When glaucoma diagnosis was based on functional deficit, the OCT-based DL model offered greater accuracy in detecting glaucoma than the DP-based model, likely due to its use of objective and quantitative RNFLT measurements. This work supports the use of OCT-based DL models for glaucoma detection, while observed demographic disparities underscore the need for equitable datasets to ensure fair DL-driven glaucoma diagnosis across populations.
Proprietary or commercial disclosure may be found in the Footnotes and Disclosures at the end of this article.

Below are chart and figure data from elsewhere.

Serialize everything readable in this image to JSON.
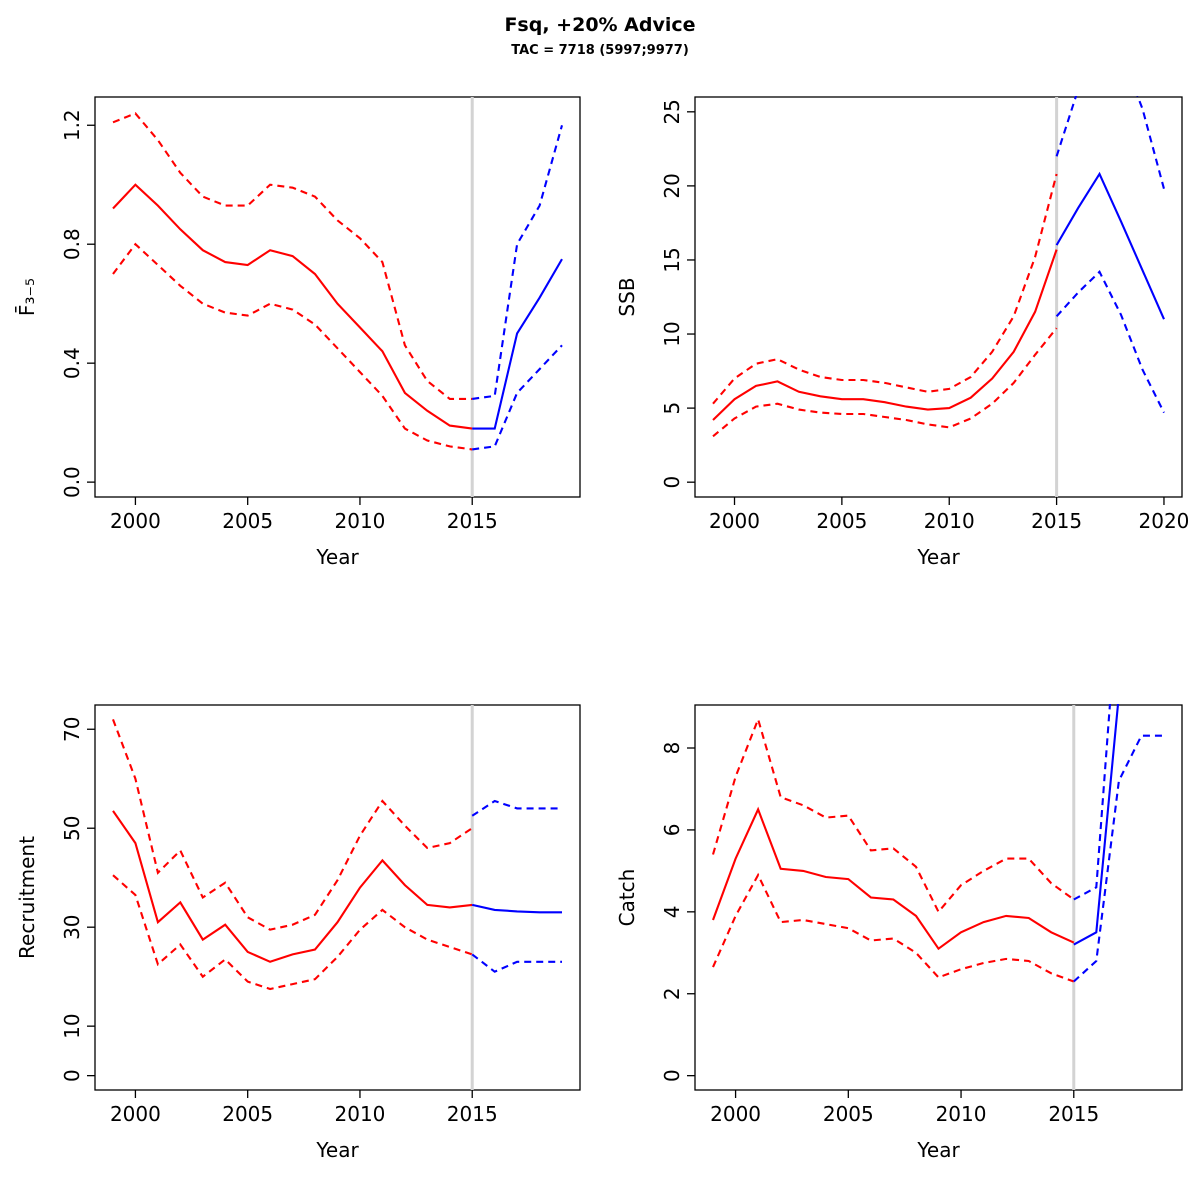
{
  "title": "Fsq, +20% Advice",
  "subtitle": "TAC = 7718 (5997;9977)",
  "colors": {
    "historical": "#FF0000",
    "forecast": "#0000FF",
    "vline": "#D3D3D3",
    "axis": "#000000"
  },
  "chart_data": [
    {
      "name": "fbar",
      "type": "line",
      "xlabel": "Year",
      "ylabel": "F̄₃₋₅",
      "xlim": [
        1998.2,
        2019.8
      ],
      "ylim": [
        -0.05,
        1.295
      ],
      "xticks": [
        2000,
        2005,
        2010,
        2015
      ],
      "xtick_labels": [
        "2000",
        "2005",
        "2010",
        "2015"
      ],
      "yticks": [
        0.0,
        0.4,
        0.8,
        1.2
      ],
      "ytick_labels": [
        "0.0",
        "0.4",
        "0.8",
        "1.2"
      ],
      "vline_x": 2015,
      "series": [
        {
          "name": "historical-median",
          "color": "#FF0000",
          "style": "solid",
          "x": [
            1999,
            2000,
            2001,
            2002,
            2003,
            2004,
            2005,
            2006,
            2007,
            2008,
            2009,
            2010,
            2011,
            2012,
            2013,
            2014,
            2015
          ],
          "y": [
            0.92,
            1.0,
            0.93,
            0.85,
            0.78,
            0.74,
            0.73,
            0.78,
            0.76,
            0.7,
            0.6,
            0.52,
            0.44,
            0.3,
            0.24,
            0.19,
            0.18
          ]
        },
        {
          "name": "historical-upper-ci",
          "color": "#FF0000",
          "style": "dashed",
          "x": [
            1999,
            2000,
            2001,
            2002,
            2003,
            2004,
            2005,
            2006,
            2007,
            2008,
            2009,
            2010,
            2011,
            2012,
            2013,
            2014,
            2015
          ],
          "y": [
            1.21,
            1.24,
            1.15,
            1.04,
            0.96,
            0.93,
            0.93,
            1.0,
            0.99,
            0.96,
            0.88,
            0.82,
            0.74,
            0.46,
            0.34,
            0.28,
            0.28
          ]
        },
        {
          "name": "historical-lower-ci",
          "color": "#FF0000",
          "style": "dashed",
          "x": [
            1999,
            2000,
            2001,
            2002,
            2003,
            2004,
            2005,
            2006,
            2007,
            2008,
            2009,
            2010,
            2011,
            2012,
            2013,
            2014,
            2015
          ],
          "y": [
            0.7,
            0.8,
            0.73,
            0.66,
            0.6,
            0.57,
            0.56,
            0.6,
            0.58,
            0.53,
            0.45,
            0.37,
            0.29,
            0.18,
            0.14,
            0.12,
            0.11
          ]
        },
        {
          "name": "forecast-median",
          "color": "#0000FF",
          "style": "solid",
          "x": [
            2015,
            2016,
            2017,
            2018,
            2019
          ],
          "y": [
            0.18,
            0.18,
            0.5,
            0.62,
            0.75
          ]
        },
        {
          "name": "forecast-upper-ci",
          "color": "#0000FF",
          "style": "dashed",
          "x": [
            2015,
            2016,
            2017,
            2018,
            2019
          ],
          "y": [
            0.28,
            0.29,
            0.8,
            0.93,
            1.2
          ]
        },
        {
          "name": "forecast-lower-ci",
          "color": "#0000FF",
          "style": "dashed",
          "x": [
            2015,
            2016,
            2017,
            2018,
            2019
          ],
          "y": [
            0.11,
            0.12,
            0.3,
            0.38,
            0.46
          ]
        }
      ]
    },
    {
      "name": "ssb",
      "type": "line",
      "xlabel": "Year",
      "ylabel": "SSB",
      "xlim": [
        1998.16,
        2020.84
      ],
      "ylim": [
        -1.0,
        26.0
      ],
      "xticks": [
        2000,
        2005,
        2010,
        2015,
        2020
      ],
      "xtick_labels": [
        "2000",
        "2005",
        "2010",
        "2015",
        "2020"
      ],
      "yticks": [
        0,
        5,
        10,
        15,
        20,
        25
      ],
      "ytick_labels": [
        "0",
        "5",
        "10",
        "15",
        "20",
        "25"
      ],
      "vline_x": 2015,
      "series": [
        {
          "name": "historical-median",
          "color": "#FF0000",
          "style": "solid",
          "x": [
            1999,
            2000,
            2001,
            2002,
            2003,
            2004,
            2005,
            2006,
            2007,
            2008,
            2009,
            2010,
            2011,
            2012,
            2013,
            2014,
            2015
          ],
          "y": [
            4.2,
            5.6,
            6.5,
            6.8,
            6.1,
            5.8,
            5.6,
            5.6,
            5.4,
            5.1,
            4.9,
            5.0,
            5.7,
            7.0,
            8.8,
            11.5,
            15.7
          ]
        },
        {
          "name": "historical-upper-ci",
          "color": "#FF0000",
          "style": "dashed",
          "x": [
            1999,
            2000,
            2001,
            2002,
            2003,
            2004,
            2005,
            2006,
            2007,
            2008,
            2009,
            2010,
            2011,
            2012,
            2013,
            2014,
            2015
          ],
          "y": [
            5.3,
            7.0,
            8.0,
            8.3,
            7.6,
            7.1,
            6.9,
            6.9,
            6.7,
            6.4,
            6.1,
            6.3,
            7.1,
            8.8,
            11.2,
            15.2,
            20.8
          ]
        },
        {
          "name": "historical-lower-ci",
          "color": "#FF0000",
          "style": "dashed",
          "x": [
            1999,
            2000,
            2001,
            2002,
            2003,
            2004,
            2005,
            2006,
            2007,
            2008,
            2009,
            2010,
            2011,
            2012,
            2013,
            2014,
            2015
          ],
          "y": [
            3.1,
            4.3,
            5.1,
            5.3,
            4.9,
            4.7,
            4.6,
            4.6,
            4.4,
            4.2,
            3.9,
            3.7,
            4.3,
            5.3,
            6.7,
            8.6,
            10.4
          ]
        },
        {
          "name": "forecast-median",
          "color": "#0000FF",
          "style": "solid",
          "x": [
            2015,
            2016,
            2017,
            2018,
            2019,
            2020
          ],
          "y": [
            16.0,
            18.5,
            20.8,
            17.6,
            14.3,
            11.0
          ]
        },
        {
          "name": "forecast-upper-ci",
          "color": "#0000FF",
          "style": "dashed",
          "x": [
            2015,
            2016,
            2017,
            2018,
            2019,
            2020
          ],
          "y": [
            22.0,
            26.5,
            30.5,
            29.0,
            25.2,
            19.8
          ]
        },
        {
          "name": "forecast-lower-ci",
          "color": "#0000FF",
          "style": "dashed",
          "x": [
            2015,
            2016,
            2017,
            2018,
            2019,
            2020
          ],
          "y": [
            11.2,
            12.8,
            14.2,
            11.3,
            7.6,
            4.7
          ]
        }
      ]
    },
    {
      "name": "recruitment",
      "type": "line",
      "xlabel": "Year",
      "ylabel": "Recruitment",
      "xlim": [
        1998.2,
        2019.8
      ],
      "ylim": [
        -2.9,
        74.9
      ],
      "xticks": [
        2000,
        2005,
        2010,
        2015
      ],
      "xtick_labels": [
        "2000",
        "2005",
        "2010",
        "2015"
      ],
      "yticks": [
        0,
        10,
        30,
        50,
        70
      ],
      "ytick_labels": [
        "0",
        "10",
        "30",
        "50",
        "70"
      ],
      "vline_x": 2015,
      "series": [
        {
          "name": "historical-median",
          "color": "#FF0000",
          "style": "solid",
          "x": [
            1999,
            2000,
            2001,
            2002,
            2003,
            2004,
            2005,
            2006,
            2007,
            2008,
            2009,
            2010,
            2011,
            2012,
            2013,
            2014,
            2015
          ],
          "y": [
            53.5,
            47.0,
            31.0,
            35.0,
            27.5,
            30.5,
            25.0,
            23.0,
            24.5,
            25.5,
            31.0,
            38.0,
            43.5,
            38.5,
            34.5,
            34.0,
            34.5
          ]
        },
        {
          "name": "historical-upper-ci",
          "color": "#FF0000",
          "style": "dashed",
          "x": [
            1999,
            2000,
            2001,
            2002,
            2003,
            2004,
            2005,
            2006,
            2007,
            2008,
            2009,
            2010,
            2011,
            2012,
            2013,
            2014,
            2015
          ],
          "y": [
            72.0,
            60.0,
            41.0,
            45.5,
            36.0,
            39.0,
            32.0,
            29.5,
            30.5,
            32.5,
            39.5,
            48.5,
            55.5,
            50.5,
            46.0,
            47.0,
            50.0
          ]
        },
        {
          "name": "historical-lower-ci",
          "color": "#FF0000",
          "style": "dashed",
          "x": [
            1999,
            2000,
            2001,
            2002,
            2003,
            2004,
            2005,
            2006,
            2007,
            2008,
            2009,
            2010,
            2011,
            2012,
            2013,
            2014,
            2015
          ],
          "y": [
            40.5,
            36.5,
            22.5,
            26.5,
            20.0,
            23.5,
            19.0,
            17.5,
            18.5,
            19.5,
            24.0,
            29.5,
            33.5,
            30.0,
            27.5,
            26.0,
            24.5
          ]
        },
        {
          "name": "forecast-median",
          "color": "#0000FF",
          "style": "solid",
          "x": [
            2015,
            2016,
            2017,
            2018,
            2019
          ],
          "y": [
            34.5,
            33.5,
            33.2,
            33.0,
            33.0
          ]
        },
        {
          "name": "forecast-upper-ci",
          "color": "#0000FF",
          "style": "dashed",
          "x": [
            2015,
            2016,
            2017,
            2018,
            2019
          ],
          "y": [
            52.5,
            55.5,
            54.0,
            54.0,
            54.0
          ]
        },
        {
          "name": "forecast-lower-ci",
          "color": "#0000FF",
          "style": "dashed",
          "x": [
            2015,
            2016,
            2017,
            2018,
            2019
          ],
          "y": [
            24.5,
            21.0,
            23.0,
            23.0,
            23.0
          ]
        }
      ]
    },
    {
      "name": "catch",
      "type": "line",
      "xlabel": "Year",
      "ylabel": "Catch",
      "xlim": [
        1998.2,
        2019.8
      ],
      "ylim": [
        -0.35,
        9.05
      ],
      "xticks": [
        2000,
        2005,
        2010,
        2015
      ],
      "xtick_labels": [
        "2000",
        "2005",
        "2010",
        "2015"
      ],
      "yticks": [
        0,
        2,
        4,
        6,
        8
      ],
      "ytick_labels": [
        "0",
        "2",
        "4",
        "6",
        "8"
      ],
      "vline_x": 2015,
      "series": [
        {
          "name": "historical-median",
          "color": "#FF0000",
          "style": "solid",
          "x": [
            1999,
            2000,
            2001,
            2002,
            2003,
            2004,
            2005,
            2006,
            2007,
            2008,
            2009,
            2010,
            2011,
            2012,
            2013,
            2014,
            2015
          ],
          "y": [
            3.8,
            5.3,
            6.5,
            5.05,
            5.0,
            4.85,
            4.8,
            4.35,
            4.3,
            3.9,
            3.1,
            3.5,
            3.75,
            3.9,
            3.85,
            3.5,
            3.25
          ]
        },
        {
          "name": "historical-upper-ci",
          "color": "#FF0000",
          "style": "dashed",
          "x": [
            1999,
            2000,
            2001,
            2002,
            2003,
            2004,
            2005,
            2006,
            2007,
            2008,
            2009,
            2010,
            2011,
            2012,
            2013,
            2014,
            2015
          ],
          "y": [
            5.4,
            7.3,
            8.7,
            6.8,
            6.6,
            6.3,
            6.35,
            5.5,
            5.55,
            5.1,
            4.0,
            4.65,
            5.0,
            5.3,
            5.3,
            4.7,
            4.3
          ]
        },
        {
          "name": "historical-lower-ci",
          "color": "#FF0000",
          "style": "dashed",
          "x": [
            1999,
            2000,
            2001,
            2002,
            2003,
            2004,
            2005,
            2006,
            2007,
            2008,
            2009,
            2010,
            2011,
            2012,
            2013,
            2014,
            2015
          ],
          "y": [
            2.65,
            3.9,
            4.9,
            3.75,
            3.8,
            3.7,
            3.6,
            3.3,
            3.35,
            3.0,
            2.4,
            2.6,
            2.75,
            2.85,
            2.8,
            2.5,
            2.3
          ]
        },
        {
          "name": "forecast-median",
          "color": "#0000FF",
          "style": "solid",
          "x": [
            2015,
            2016,
            2017,
            2018,
            2019
          ],
          "y": [
            3.2,
            3.5,
            9.3,
            9.3,
            9.3
          ]
        },
        {
          "name": "forecast-upper-ci",
          "color": "#0000FF",
          "style": "dashed",
          "x": [
            2015,
            2016,
            2017,
            2018,
            2019
          ],
          "y": [
            4.3,
            4.6,
            12.0,
            12.0,
            12.0
          ]
        },
        {
          "name": "forecast-lower-ci",
          "color": "#0000FF",
          "style": "dashed",
          "x": [
            2015,
            2016,
            2017,
            2018,
            2019
          ],
          "y": [
            2.3,
            2.8,
            7.2,
            8.3,
            8.3
          ]
        }
      ]
    }
  ]
}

确定使用光学相干断层扫描(OCT)扫描的视网膜神经纤维层厚度(RNFLT)图的深度学习(DL)模型,与使用视盘照片(DP)的DL模型相比,是否能更准确地检测出由功能性视野(VF)损害定义的青光眼。次要目的是评估这些DL模型在不同人口统计学群体(种族、性别和族裔)中的诊断性能。
在一家三级青光眼中心进行的回顾性队列研究,利用2011年至2022年期间收集的OCT和DP数据集。
在16936套DP和OCT图像集中,纳入了在OCT检查后30天内获取的、质量评分≥6(满分10分)的Cirrus OCT图像且24-2 Humphrey VF测试结果可靠(固视丢失≤33%,假阴性率≤20%,假阳性率≤20%)的患者。视盘照片在OCT检查后6个月内获取。数据被随机选择用于DL模型的训练和测试。
开发利用OCT RNFLT图或DP来基于VF定义的功能损害检测青光眼的DL模型。
主要结果是青光眼检测的曲线下面积(AUC),比较基于OCT的DL模型和基于DP的模型。次要结果是不同人口统计学群体的AUC。
基于OCT的DL模型的AUC为0.90,显著优于基于DP的模型(AUC = 0.86,P < 0.005),且在不同人口统计学群体中表现均更优。OCT和DP模型的准确率在不同人口统计学群体中差异显著。对于OCT模型,亚洲人、黑人和白人的AUC分别为0.93、0.92和0.92(P < 0.005);女性为0.89,男性为0.93(P = 0.005);西班牙裔为0.92,非西班牙裔为0.94(P < 0.005)。对于DP模型,种族对应的AUC分别为0.87、0.90和0.82(P < 0.005);性别方面,分别为0.856和0.862(P < 0.005);西班牙裔为0.85,非西班牙裔为0.79(P < 0.005)。
当基于功能缺陷诊断青光眼时,基于OCT的DL模型在检测青光眼方面比基于DP的模型具有更高的准确性,这可能是由于其使用了客观和定量的RNFLT测量。这项工作支持使用基于OCT的DL模型进行青光眼检测,而观察到的人口统计学差异强调了需要公平的数据集,以确保在不同人群中基于DL的青光眼诊断的公正性。
在本文末尾的脚注和披露中可能会找到专有或商业披露信息。